The eye with a final BCVA of 0.4 had an ERM, and we believe it was the cause of the decreased BCVA. We excluded eyes with a history of retinal detachments because they were at a higher risk of retinal detachments, which our procedure cannot treat.
Because a good view is necessary, only cases with a sclerocorneal incision were suitable for this technique. For the core vitrectomy, the vitreous cutter must be inserted more vertically, which tended to create corneal folds that can reduce the intraoperative view of the surgical field. To overcome this, we expanded the inner part of the sclerocorneal incision from the usual 2.75 mm to approximately 4 mm or more in length; however, the outer part was 2.75 mm, which eliminated the need of profuse irrigation of the vitreous cavity during anterior and core vitrectomy. We also did not use our procedure in cases with a corneal incision because the Oshio wide-field lens would overlap it.
In our cases, the corneal endothelial cell loss (28.0±14.9%) was higher than that reported after PPV phacofragmentation. We believe that this was because the lens nuclei in our cases were harder than those during PPV phacofragmentation.
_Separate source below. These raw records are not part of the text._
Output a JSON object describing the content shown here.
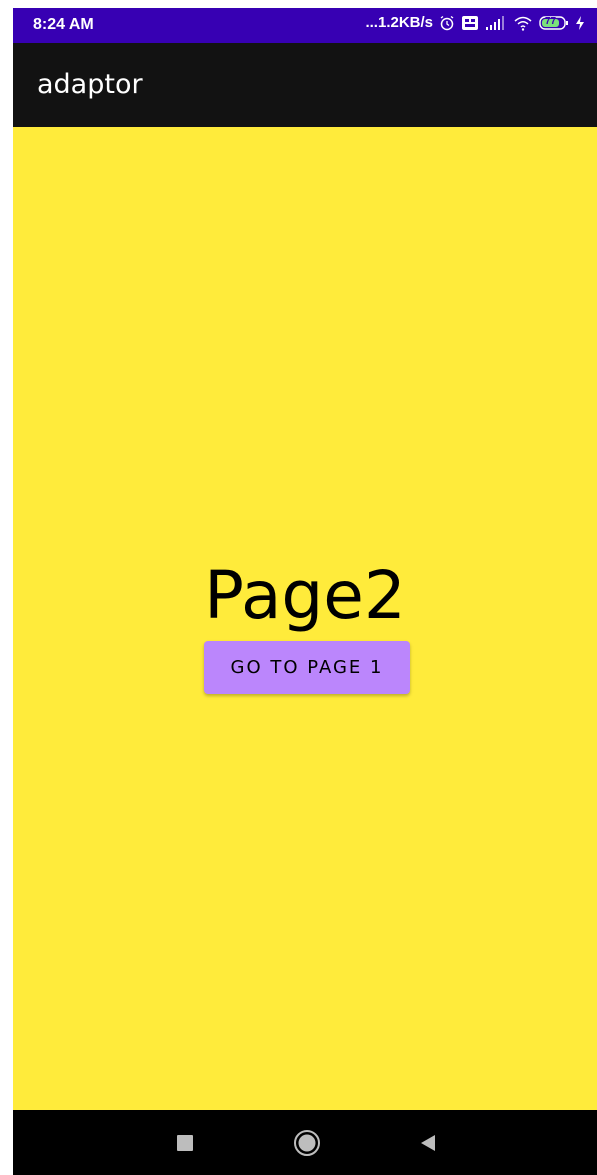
{
  "status_bar": {
    "time": "8:24 AM",
    "network_speed": "...1.2KB/s",
    "icons": [
      "alarm-icon",
      "volte-icon",
      "signal-icon",
      "wifi-icon",
      "battery-icon",
      "charging-icon"
    ],
    "battery_level": "77",
    "background": "#3700b3"
  },
  "app_bar": {
    "title": "adaptor",
    "background": "#121212"
  },
  "content": {
    "heading": "Page2",
    "button_label": "GO TO PAGE 1",
    "background": "#ffeb3b",
    "button_color": "#bb86fc"
  },
  "nav_bar": {
    "icons": [
      "recents-icon",
      "home-icon",
      "back-icon"
    ]
  }
}
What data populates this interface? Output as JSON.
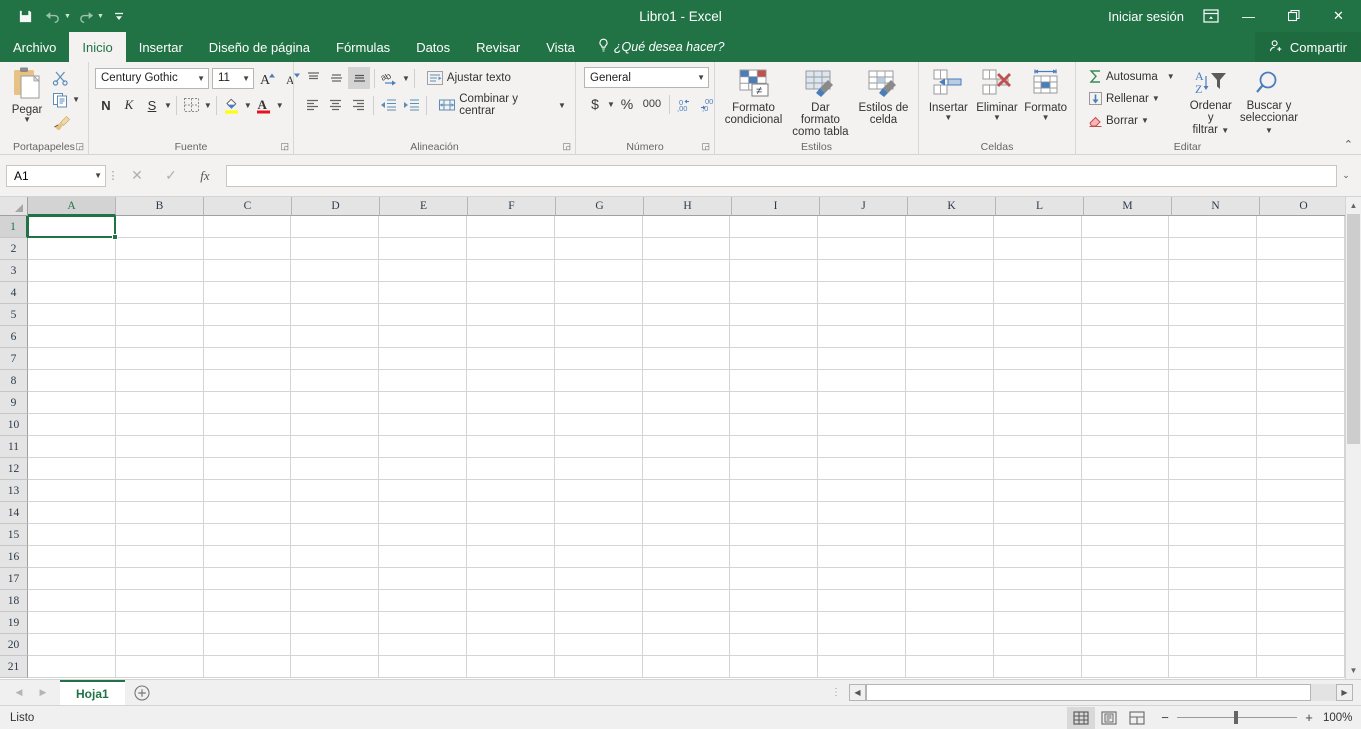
{
  "titlebar": {
    "title": "Libro1 - Excel",
    "signin": "Iniciar sesión",
    "qat": [
      {
        "name": "save-icon",
        "glyph": "save"
      },
      {
        "name": "undo-icon",
        "glyph": "undo"
      },
      {
        "name": "redo-icon",
        "glyph": "redo"
      },
      {
        "name": "customize-qat-icon",
        "glyph": "caret"
      }
    ],
    "ribbon_display_options": "ribbon-display-icon",
    "minimize": "—",
    "restore": "❐",
    "close": "✕"
  },
  "tabs": [
    {
      "label": "Archivo",
      "name": "tab-archivo",
      "active": false
    },
    {
      "label": "Inicio",
      "name": "tab-inicio",
      "active": true
    },
    {
      "label": "Insertar",
      "name": "tab-insertar",
      "active": false
    },
    {
      "label": "Diseño de página",
      "name": "tab-diseno-de-pagina",
      "active": false
    },
    {
      "label": "Fórmulas",
      "name": "tab-formulas",
      "active": false
    },
    {
      "label": "Datos",
      "name": "tab-datos",
      "active": false
    },
    {
      "label": "Revisar",
      "name": "tab-revisar",
      "active": false
    },
    {
      "label": "Vista",
      "name": "tab-vista",
      "active": false
    }
  ],
  "tellme": "¿Qué desea hacer?",
  "share": "Compartir",
  "ribbon": {
    "groups": {
      "portapapeles": {
        "label": "Portapapeles",
        "paste": "Pegar",
        "cut": "Cortar",
        "copy": "Copiar",
        "format_painter": "Copiar formato"
      },
      "fuente": {
        "label": "Fuente",
        "font_name": "Century Gothic",
        "font_size": "11",
        "grow_font": "A",
        "shrink_font": "A",
        "bold": "N",
        "italic": "K",
        "underline": "S",
        "borders": "Bordes",
        "fill_color": "Color de relleno",
        "font_color": "Color de fuente"
      },
      "alineacion": {
        "label": "Alineación",
        "wrap_text": "Ajustar texto",
        "merge_center": "Combinar y centrar",
        "align_top": "Alinear en la parte superior",
        "align_middle": "Alinear en el medio",
        "align_bottom": "Alinear en la parte inferior",
        "orientation": "Orientación",
        "align_left": "Alinear a la izquierda",
        "align_center": "Centrar",
        "align_right": "Alinear a la derecha",
        "decrease_indent": "Disminuir sangría",
        "increase_indent": "Aumentar sangría"
      },
      "numero": {
        "label": "Número",
        "format": "General",
        "currency": "$",
        "percent": "%",
        "comma": "000",
        "increase_decimal": "Aumentar decimales",
        "decrease_decimal": "Disminuir decimales"
      },
      "estilos": {
        "label": "Estilos",
        "conditional": "Formato\ncondicional",
        "conditional_l1": "Formato",
        "conditional_l2": "condicional",
        "table_l1": "Dar formato",
        "table_l2": "como tabla",
        "cellstyles_l1": "Estilos de",
        "cellstyles_l2": "celda"
      },
      "celdas": {
        "label": "Celdas",
        "insert": "Insertar",
        "delete": "Eliminar",
        "format": "Formato"
      },
      "editar": {
        "label": "Editar",
        "autosum": "Autosuma",
        "fill": "Rellenar",
        "clear": "Borrar",
        "sort_l1": "Ordenar y",
        "sort_l2": "filtrar",
        "find_l1": "Buscar y",
        "find_l2": "seleccionar",
        "collapse_ribbon": "Contraer la cinta de opciones"
      }
    }
  },
  "formulabar": {
    "namebox": "A1",
    "cancel": "✕",
    "enter": "✓",
    "insert_function": "fx",
    "formula_value": "",
    "expand": "⌄"
  },
  "grid": {
    "columns": [
      "A",
      "B",
      "C",
      "D",
      "E",
      "F",
      "G",
      "H",
      "I",
      "J",
      "K",
      "L",
      "M",
      "N",
      "O"
    ],
    "rows": [
      1,
      2,
      3,
      4,
      5,
      6,
      7,
      8,
      9,
      10,
      11,
      12,
      13,
      14,
      15,
      16,
      17,
      18,
      19,
      20,
      21
    ],
    "selected_cell": "A1",
    "selected_col": "A",
    "selected_row": 1
  },
  "sheettabs": {
    "prev": "◀",
    "next": "▶",
    "sheets": [
      {
        "label": "Hoja1",
        "active": true
      }
    ],
    "add": "✛"
  },
  "statusbar": {
    "status": "Listo",
    "views": [
      {
        "name": "normal-view-button",
        "active": true
      },
      {
        "name": "page-layout-view-button",
        "active": false
      },
      {
        "name": "page-break-view-button",
        "active": false
      }
    ],
    "zoom_out": "−",
    "zoom_in": "+",
    "zoom": "100%"
  },
  "colors": {
    "brand_green": "#217346",
    "ribbon_bg": "#f3f2f1",
    "selection_green": "#217346"
  }
}
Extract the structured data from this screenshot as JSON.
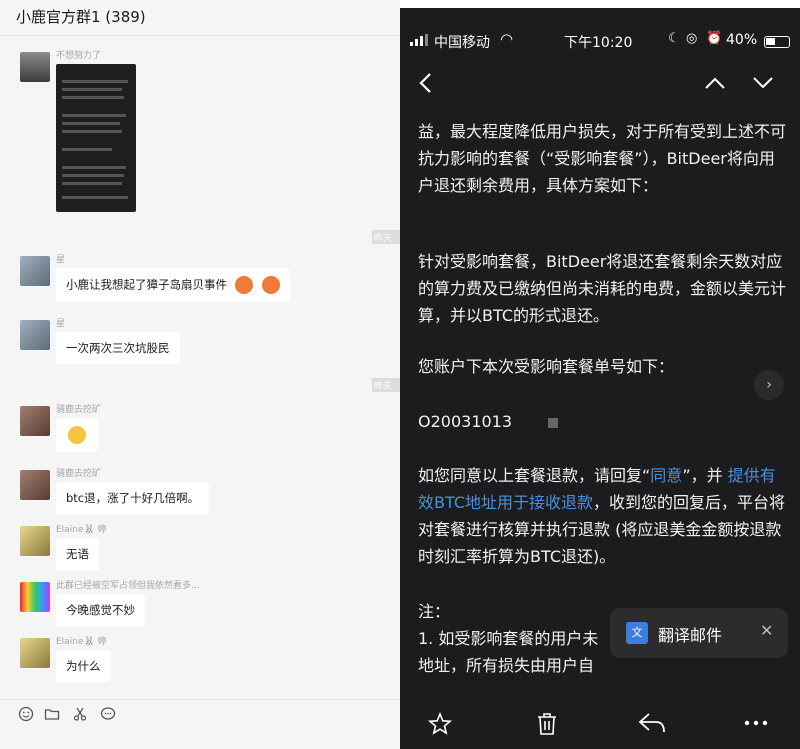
{
  "chat": {
    "title": "小鹿官方群1 (389)",
    "timestamp_label": "昨天",
    "messages": [
      {
        "sender": "不想努力了",
        "text": ""
      },
      {
        "sender": "星",
        "text": "小鹿让我想起了獐子岛扇贝事件"
      },
      {
        "sender": "星",
        "text": "一次两次三次坑股民"
      },
      {
        "sender": "骑鹿去挖矿",
        "text": ""
      },
      {
        "sender": "骑鹿去挖矿",
        "text": "btc退，涨了十好几倍啊。"
      },
      {
        "sender": "Elaine🐰 婷",
        "text": "无语"
      },
      {
        "sender": "此群已经被空军占领但我依然看多...",
        "text": "今晚感觉不妙"
      },
      {
        "sender": "Elaine🐰 婷",
        "text": "为什么"
      }
    ]
  },
  "phone": {
    "carrier": "中国移动",
    "time": "下午10:20",
    "battery": "40%",
    "paragraphs": [
      "益，最大程度降低用户损失，对于所有受到上述不可抗力影响的套餐（“受影响套餐”），BitDeer将向用户退还剩余费用，具体方案如下：",
      "针对受影响套餐，BitDeer将退还套餐剩余天数对应的算力费及已缴纳但尚未消耗的电费，金额以美元计算，并以BTC的形式退还。",
      "您账户下本次受影响套餐单号如下：",
      "O20031013"
    ],
    "agree_prefix": "如您同意以上套餐退款，请回复“",
    "agree_link": "同意",
    "agree_mid": "”，并 ",
    "agree_link2": "提供有效BTC地址用于接收退款",
    "agree_suffix": "，收到您的回复后，平台将对套餐进行核算并执行退款 (将应退美金金额按退款时刻汇率折算为BTC退还)。",
    "note_title": "注：",
    "note_1": "1. 如受影响套餐的用户未",
    "note_2": "地址，所有损失由用户自",
    "translate_label": "翻译邮件"
  }
}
Another possible reason was that there was more manipulation in the anterior chamber while suturing the intraocular lens to the ciliary sulcus in two eyes.
If an ophthalmological surgical illuminator is not available, then a strong light source, for example, operating microscope light fibre can be used.
In conclusion, we present a technique for removing dislocated lens fragments that are smaller than one-fourth the size of the lens nucleus through the sclerocorneal incision made for cataract surgery. This technique does not require a second surgery or the body of instruments for vitreal surgery. Our method may not be a safe alternative to PPV due to the small study number of six eyes. A larger number of cases is needed to assess its safety fully, in particular for retinal tears and detachments.